Longevity medicine is advanced personalized preventive medicine driven by deep biomarkers of aging and longevity. The longevity medicine utilizes novel quantifiable and quantifying biomarkers of aging. Biogerontology, geroscience, and precision, preventative, and functional medicine are all fast expanding fields within the topic. The goal of longevity medicine is to use novel quantitative and quantified indicators of aging, such as deep aging clocks, to keep the patient's biological and psychological age as near to peak performance as feasible throughout life.

Evolution of medicine

With recent breakthroughs in artificial intelligence and machine learning, biomarker research and medication development have yielded a plethora of methods for early detection and prevention of communicable and noncommunicable illnesses, many of which are still completely unknown to the worldwide medical community. This ignorance is mostly due to a lack of organized, pedagogically designed instructional resources geared to specific audiences, especially physicians, biotechnologists, and public health experts. Longevity and healthy aging as a key focus for healthcare will surely have a significant influence on primary, secondary, and tertiary prevention.

Classification of aging as a disease

The term "disease" originally meant "loss of ease or comfort." It is now used to describe "an sickness that affects a human, animal, or plant: a condition that hinders the body or mind from functioning correctly." Because of growing health standards and diagnostic capabilities, thought history, what qualifies as a sickness, has experienced a tremendous deal of change.

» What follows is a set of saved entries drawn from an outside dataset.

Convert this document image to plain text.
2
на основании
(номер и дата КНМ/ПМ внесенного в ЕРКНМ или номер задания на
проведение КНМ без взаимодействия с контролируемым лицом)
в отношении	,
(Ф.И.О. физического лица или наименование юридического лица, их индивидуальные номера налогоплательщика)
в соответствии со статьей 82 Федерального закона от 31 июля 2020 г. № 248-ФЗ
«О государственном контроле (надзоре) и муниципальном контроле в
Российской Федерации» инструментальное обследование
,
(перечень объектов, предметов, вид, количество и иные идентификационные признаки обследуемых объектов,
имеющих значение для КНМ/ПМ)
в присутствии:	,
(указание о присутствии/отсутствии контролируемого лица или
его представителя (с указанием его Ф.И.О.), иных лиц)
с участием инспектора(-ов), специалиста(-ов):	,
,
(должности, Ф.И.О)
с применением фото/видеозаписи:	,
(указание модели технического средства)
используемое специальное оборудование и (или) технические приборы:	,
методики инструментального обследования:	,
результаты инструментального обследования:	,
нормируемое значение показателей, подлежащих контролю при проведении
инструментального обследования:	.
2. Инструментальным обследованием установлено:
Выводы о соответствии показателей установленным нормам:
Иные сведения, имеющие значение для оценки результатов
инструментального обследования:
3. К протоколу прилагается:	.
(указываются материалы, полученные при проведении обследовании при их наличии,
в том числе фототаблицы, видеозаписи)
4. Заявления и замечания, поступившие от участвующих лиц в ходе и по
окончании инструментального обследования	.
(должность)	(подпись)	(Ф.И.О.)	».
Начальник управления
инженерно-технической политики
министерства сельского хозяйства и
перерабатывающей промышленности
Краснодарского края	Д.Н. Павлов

Social and economic factors also have a significant effect. For example, osteoporosis was thought to be an inevitable component of aging until 1994, when the WHO classified it as a disease (WHO, 1994). As a result, those with osteoporosis were no longer deemed 'naturally elderly,' but instead received treatment and expense reimbursement.

Preventive medicine

As new medical technology (vaccination, antibiotics, early diagnostic tools) and greater access to food and water arose during the previous century, life expectancy climbed significantly. Evidence-based medicine has proven enormously beneficial in lowering overall mortality during the last half-century. Nonetheless, because of the increase in lifetime without an increase in health span, the economic burden of sickness has increased. Even at its most refined degree of precision, conventional medicine still evaluates patients based on biological age-correlated characteristics. Individual variations are not taken into account in these reference ranges, which reflect population means. In contrast, longevity (preventive) medicine provides for a more tailored approach by comparing the patient's present status to their peak level of physical fitness. This topic is very new, with notions such as aging clocks first published in 2013 by Steven Horvath et al. (1) and deep aging clocks first published in 2016 by Alex Zhavoronkov et al (2).

Longevity medicine as an AI-powered preventative medicine

Aging and lifespan biomarkers are predictive and prognostic, and there is also data-driven customized prevention. Biomarkers of aging are instruments that may be used to offer a quantitative foundation for assessing the therapeutic success of clinical, health-span-extension therapies. AI-powered longevity medicine will aid in the discovery of drug targets for specific individuals, the identification of tailored geroprotective interventions and aging and longevity biomarkers to improve the study of disease trajectories, and the identification of interventions that may help slow or even reverse aging-associated biological, physiological, or psychological processes.

Aging clocks

Steven Horvath was the first to publish the first multi-tissue Methylation Aging Clock in 2013. The model calculates the pace at which an individual's methylome ages, and we show that gender and genetic variations have an influence. The DNA-methylation age clock, also known as the Epigenetic clock, measures how old a person is based on DNA methylation. Deep Learning (DL) enables the training of deep neural networks (DNNs) on enormous longitudinal data sets, and the first aging clock study employing DNNs was published in 2016 by Zhavoronkov's group. There is no agreement on how to define human 'biological age,' but it is usually used to refer to a measure that is more predictive of mortality, diseases, or frailty than chronological age, and that changes in response to geroprotective interventions and can track some of the biological hallmarks of aging. Clinical applications for aging clocks include assisting physicians in better analyzing biological age.